Von Philipp Hirsch, 21. Februar 2015, 00:05 Uhr
ZU APA CI-TEXT Rettungsmannschaften auf der Suche nach Überlebenden der Lawinenkatastrophe GESTERN 24-02 in Galtür. APA-Photo: HBF Bild: (APA)

Im Februar 1999 erlebte Österreich einen der schneereichsten Winter. Auf dem Krippenstein türmten sich die Schneemassen fünf Meter hoch. Am 23. Februar kam es im Tiroler Galtür zu einer Katastrophe.
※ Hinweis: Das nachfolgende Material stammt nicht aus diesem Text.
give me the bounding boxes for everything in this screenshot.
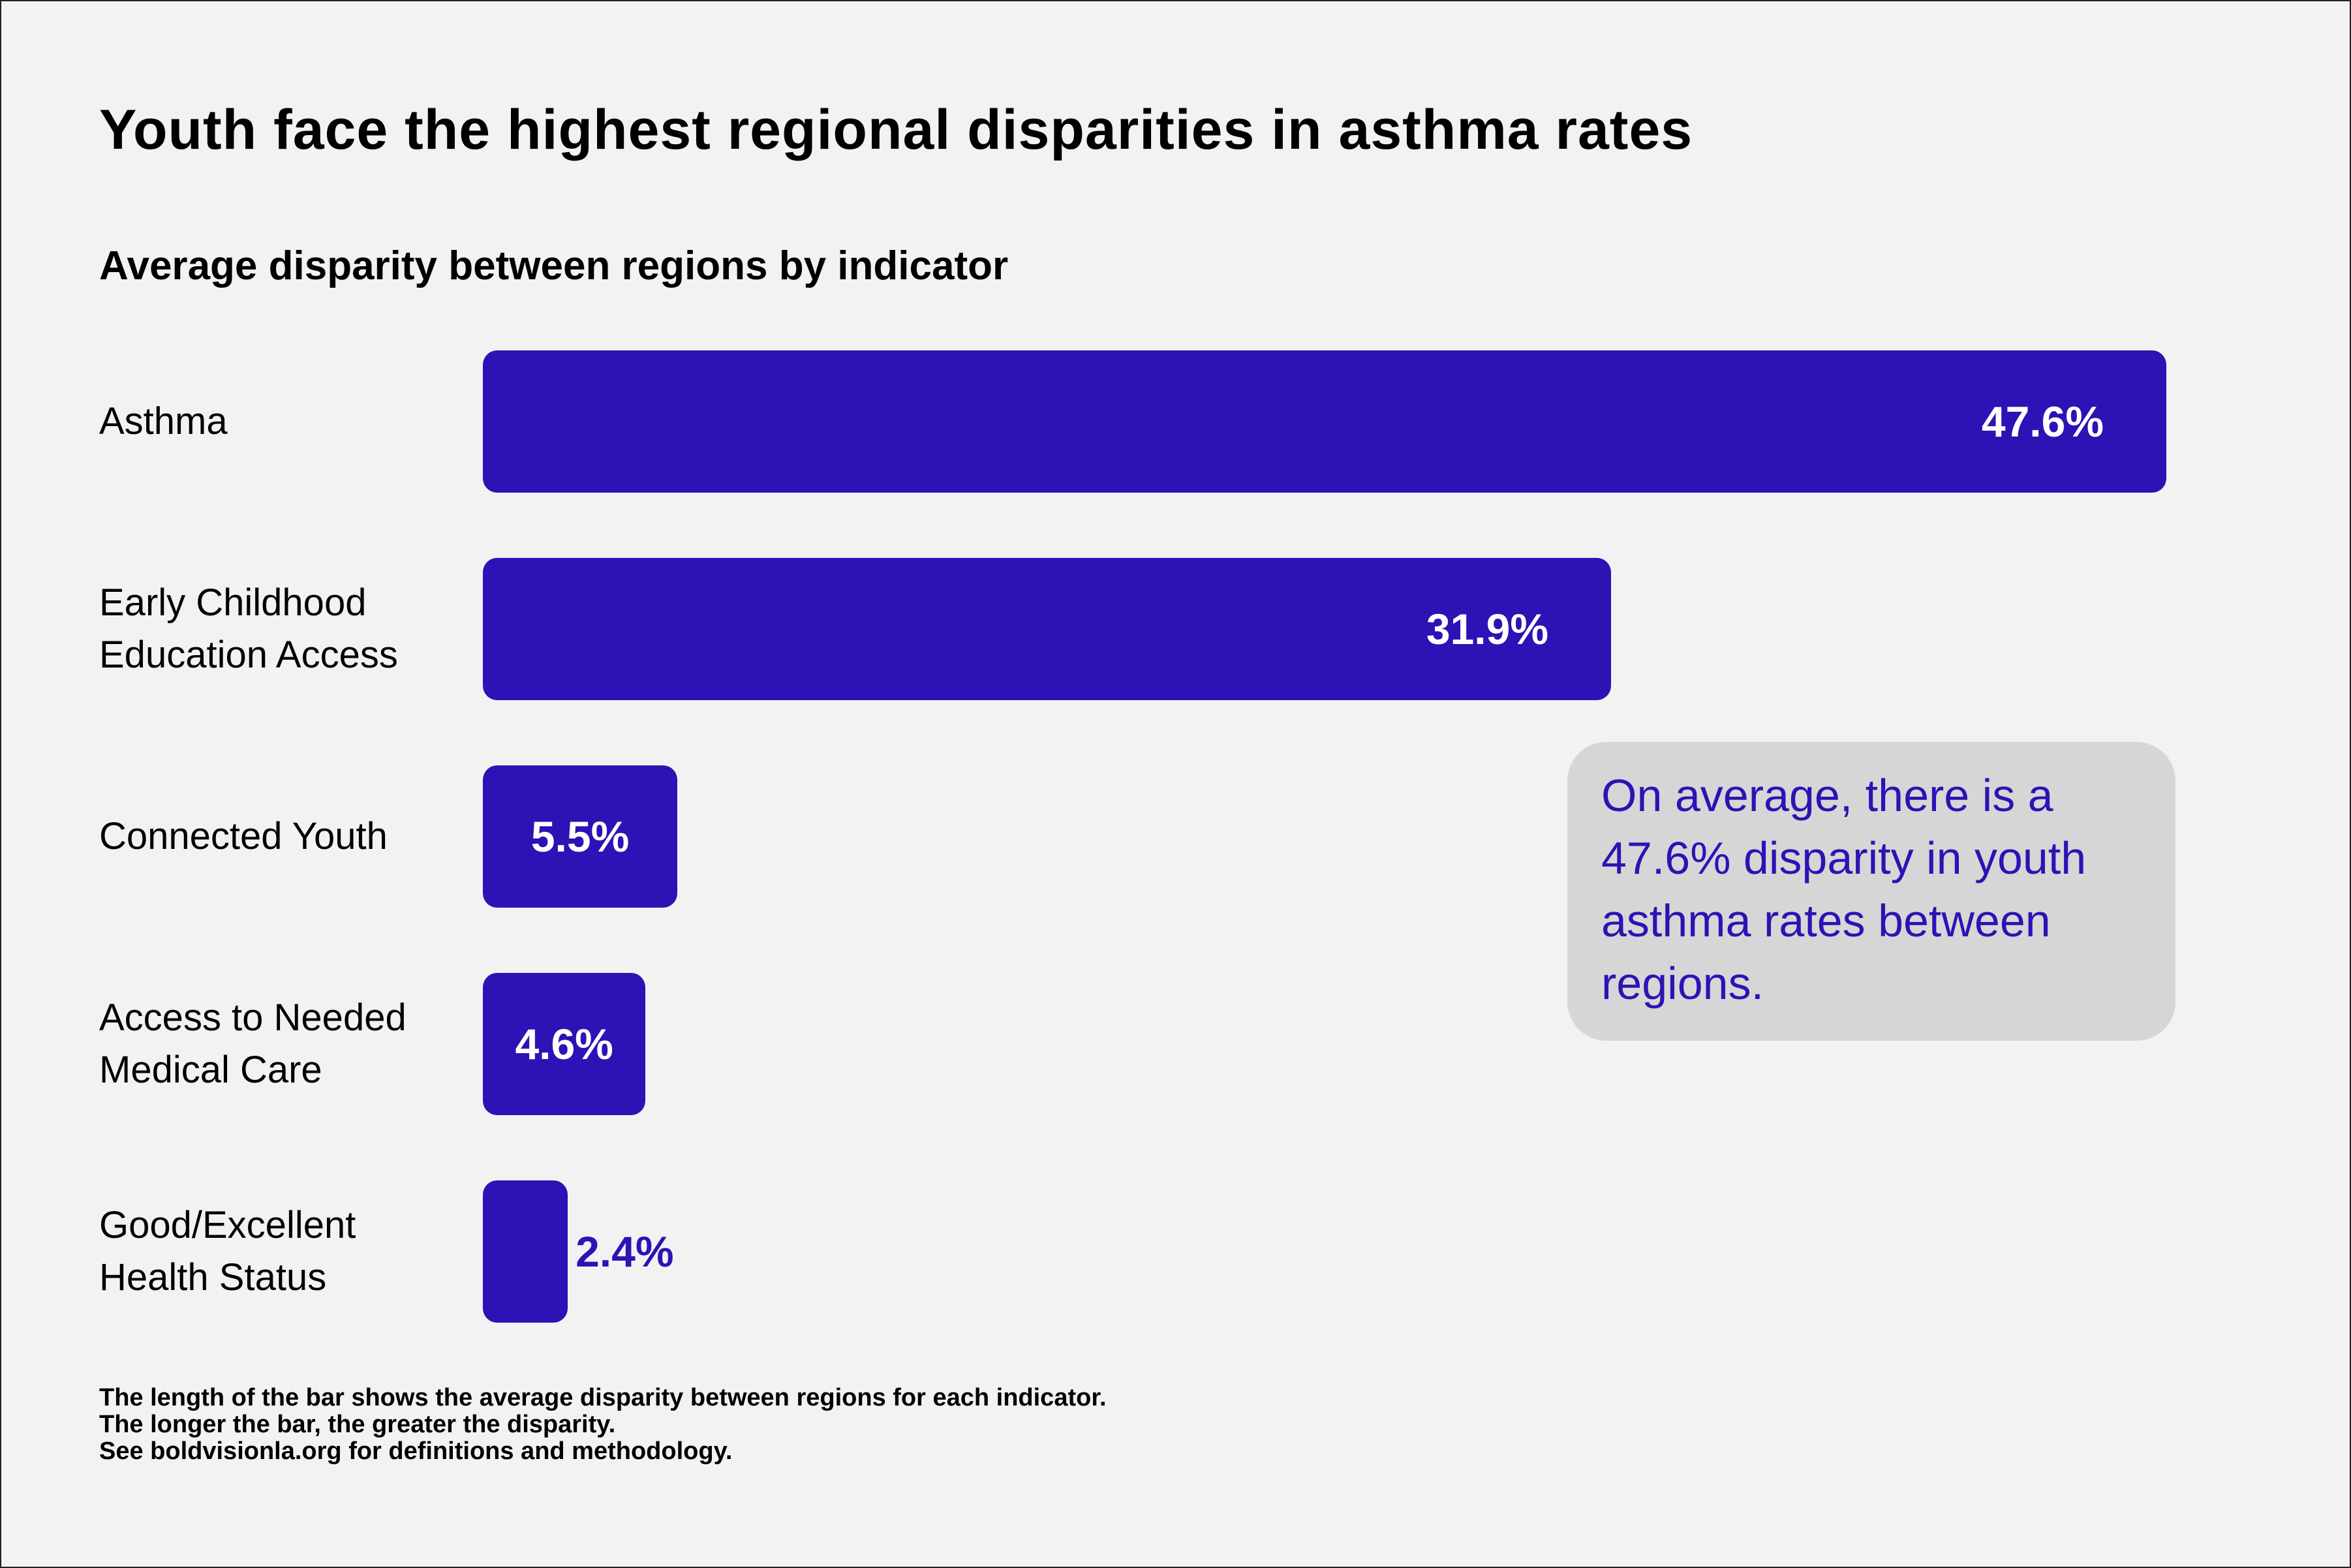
value-label: 4.6% <box>515 1020 613 1068</box>
footnote-line-1: The length of the bar shows the average … <box>99 1384 1107 1411</box>
category-label: Access to Needed Medical Care <box>99 996 407 1091</box>
bar <box>483 765 678 908</box>
value-label: 5.5% <box>530 812 630 861</box>
bar <box>483 1180 568 1323</box>
bar <box>483 558 1612 700</box>
chart-subtitle: Average disparity between regions by ind… <box>99 243 1009 288</box>
bar <box>483 350 2166 493</box>
footnote: The length of the bar shows the average … <box>99 1385 1107 1465</box>
category-label: Good/Excellent Health Status <box>99 1204 356 1299</box>
value-label: 31.9% <box>1426 605 1549 653</box>
bar <box>483 973 646 1115</box>
category-label: Early Childhood Education Access <box>99 581 398 676</box>
chart-title: Youth face the highest regional disparit… <box>99 99 1693 161</box>
category-label: Connected Youth <box>99 815 388 857</box>
callout-text: On average, there is a 47.6% disparity i… <box>1601 770 2087 1009</box>
footnote-line-3: See boldvisionla.org for definitions and… <box>99 1437 733 1465</box>
value-label: 47.6% <box>1981 397 2104 446</box>
value-label: 2.4% <box>576 1227 674 1276</box>
category-label: Asthma <box>99 400 228 442</box>
footnote-line-2: The longer the bar, the greater the disp… <box>99 1411 616 1438</box>
callout-box: On average, there is a 47.6% disparity i… <box>1567 742 2175 1041</box>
  • Im Februar 1999 erlebte Österreich einen der schneereichsten Winter. Auf dem Krippenstein türmten sich die Schneemassen fünf Meter hoch.
  • Am 23. Februar kam es im Tiroler Galtür zu einer Katastrophe

Tod in Galtür

Der Tod kündigte sich am 23. Februar 1999 um 16 Uhr in Galtür im Tiroler Paznauntal mit einem ohrenbetäubenden, dumpfen Grollen an. Auf 2700 Metern Seehöhe hatte sich eine gigantische Lawine gelöst. 400 Meter breit und zehn Meter hoch donnerte sie mit mehr als 70 Kilometern pro Stunde talwärts. "Niemand hat eine solche Katastrophe für möglich gehalten", sagt Bürgermeister Anton Mattle.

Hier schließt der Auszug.